If you do go for a massage as soon as you check in, it's an interesting experience. The price is about the same as you'd expect anywhere else, but you get a little more attention, as you always do in Japan. I didn't really feel like a foreigner in there. First of all, change into the robe and shorts provided by the hotel - all capsule hotels should do this; you are rarely expected to wear street clothes while inside the hotel.
The massage is truly pampering. First lie face up, and you are asked if you want an ear scrub and scented eye drops (they sting a bit). Naturally, if your Japanese is a little weak it would be hard to explain exactly what kind of treatment you want. When in doubt, just reply "omakase shimas" (please decide for me). On the other hand, it might benefit you to know the words for neck, back, legs, pain, harder, softer, etc. Regardless, once she is finished, you are escorted to a lounge area and given a free drink, included with the massage.
Your key in a capsule opens your "room" if it has a lock, and your locker - there is no space to store anything next to your bed. Keep in mind that the lockers are designed for businessmen who might be staying on a spur of the moment decision and are only carrying one change of clothes. It's tight, but manageable. In addition, laundry services should be offered.
And what about the sauna and baths? Ahh, that takes me back. 2000 years to be precise. The layout and procedure of these baths remind me a lot of what I read about the Roman baths being a center for relaxation, but also conversation.

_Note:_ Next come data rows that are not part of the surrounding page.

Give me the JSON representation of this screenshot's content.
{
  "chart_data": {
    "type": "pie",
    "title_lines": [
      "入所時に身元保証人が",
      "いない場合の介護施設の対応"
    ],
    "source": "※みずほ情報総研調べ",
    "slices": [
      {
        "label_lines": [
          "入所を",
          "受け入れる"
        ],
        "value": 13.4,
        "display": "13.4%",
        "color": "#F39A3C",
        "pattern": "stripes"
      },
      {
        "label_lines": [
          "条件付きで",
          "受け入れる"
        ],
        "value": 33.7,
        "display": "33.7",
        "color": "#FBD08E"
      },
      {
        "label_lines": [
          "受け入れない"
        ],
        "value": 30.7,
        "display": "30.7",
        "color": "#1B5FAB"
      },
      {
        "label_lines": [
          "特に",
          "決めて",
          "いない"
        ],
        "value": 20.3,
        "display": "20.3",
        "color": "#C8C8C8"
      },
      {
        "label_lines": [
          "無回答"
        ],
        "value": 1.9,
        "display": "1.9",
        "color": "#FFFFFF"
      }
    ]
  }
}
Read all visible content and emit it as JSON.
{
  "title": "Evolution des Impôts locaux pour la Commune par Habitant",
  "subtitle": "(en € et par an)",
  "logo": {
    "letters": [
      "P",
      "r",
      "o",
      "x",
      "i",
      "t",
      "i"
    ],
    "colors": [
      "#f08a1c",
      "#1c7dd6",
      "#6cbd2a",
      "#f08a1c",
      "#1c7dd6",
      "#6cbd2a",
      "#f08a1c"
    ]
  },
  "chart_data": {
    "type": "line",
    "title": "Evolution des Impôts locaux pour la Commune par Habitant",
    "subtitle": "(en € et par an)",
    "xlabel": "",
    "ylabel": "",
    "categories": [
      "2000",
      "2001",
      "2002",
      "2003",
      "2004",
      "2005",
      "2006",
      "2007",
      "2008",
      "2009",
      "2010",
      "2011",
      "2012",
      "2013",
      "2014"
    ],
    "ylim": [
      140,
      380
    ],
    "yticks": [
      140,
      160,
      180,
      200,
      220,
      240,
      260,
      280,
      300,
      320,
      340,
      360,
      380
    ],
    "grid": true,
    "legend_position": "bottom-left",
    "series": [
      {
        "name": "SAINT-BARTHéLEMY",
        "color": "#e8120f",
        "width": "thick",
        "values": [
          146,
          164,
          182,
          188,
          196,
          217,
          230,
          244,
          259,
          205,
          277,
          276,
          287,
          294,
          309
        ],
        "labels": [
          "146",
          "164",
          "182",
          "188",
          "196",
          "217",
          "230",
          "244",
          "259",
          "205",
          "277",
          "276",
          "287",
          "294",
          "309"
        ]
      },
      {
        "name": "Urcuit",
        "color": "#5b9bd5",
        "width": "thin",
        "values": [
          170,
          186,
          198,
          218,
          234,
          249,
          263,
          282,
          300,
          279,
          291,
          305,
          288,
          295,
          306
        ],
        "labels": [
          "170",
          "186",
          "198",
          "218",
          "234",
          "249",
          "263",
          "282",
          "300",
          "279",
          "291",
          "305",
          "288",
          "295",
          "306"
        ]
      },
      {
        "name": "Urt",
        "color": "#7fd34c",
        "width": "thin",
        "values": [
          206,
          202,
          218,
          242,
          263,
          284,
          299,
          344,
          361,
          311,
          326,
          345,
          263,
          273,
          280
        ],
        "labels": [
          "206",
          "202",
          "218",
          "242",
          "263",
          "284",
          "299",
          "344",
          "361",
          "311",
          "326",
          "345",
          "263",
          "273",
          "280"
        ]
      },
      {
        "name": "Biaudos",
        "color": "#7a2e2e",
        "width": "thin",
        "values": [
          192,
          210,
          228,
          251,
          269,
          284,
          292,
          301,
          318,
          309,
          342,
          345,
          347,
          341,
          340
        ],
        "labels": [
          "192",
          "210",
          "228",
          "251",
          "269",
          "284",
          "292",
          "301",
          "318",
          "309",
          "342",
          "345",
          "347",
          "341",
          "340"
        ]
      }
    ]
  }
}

Dum loquimur invida aetas fugerit While we talk, hostile time flies away
Remove all your clothes before you enter, and rinse yourself off in a shower provided, either sitting or standing. Then proceed to the larger baths - these are not for washing; you should not have any soap. Rather, just for soaking and relaxing. I know there's an order to be followed - hot, warm, cold or cold, warm, hot - but I'm not sure which way you're supposed to go. Also, I saw many Japanese people only go in the hot bath and neither of the others. Regardless, when it's crowded or even sparse late at night, this is a time for men to relax and talk; after a long day of walking around and muttering "tsukareta" (tired) to myself, they engaged me in a little conversation.
As for the capsule itself, no big surprises. You may be given the choice between top or bottom; both have the same privacy screen. All the "rooms" should have a television, alarm, radio, light, and mirror. Sleep well, and don't be claustrophobic.
If you need to check out one day, just hand over your key and say:
ima shuppatsu shimas "I'm leaving now."
taihen kutsurogemashta "I had a great stay."
They will give you your shoe key and your valuables, and you are off. I should point out most of these hotels are for men. There are many that provide for women, but I don't believe any are co-ed. As you can see I'm working to improve the visual aspects of this site as best I can. I am so tsukareta right now. All the desserts I brought back as gifts will be eaten soon.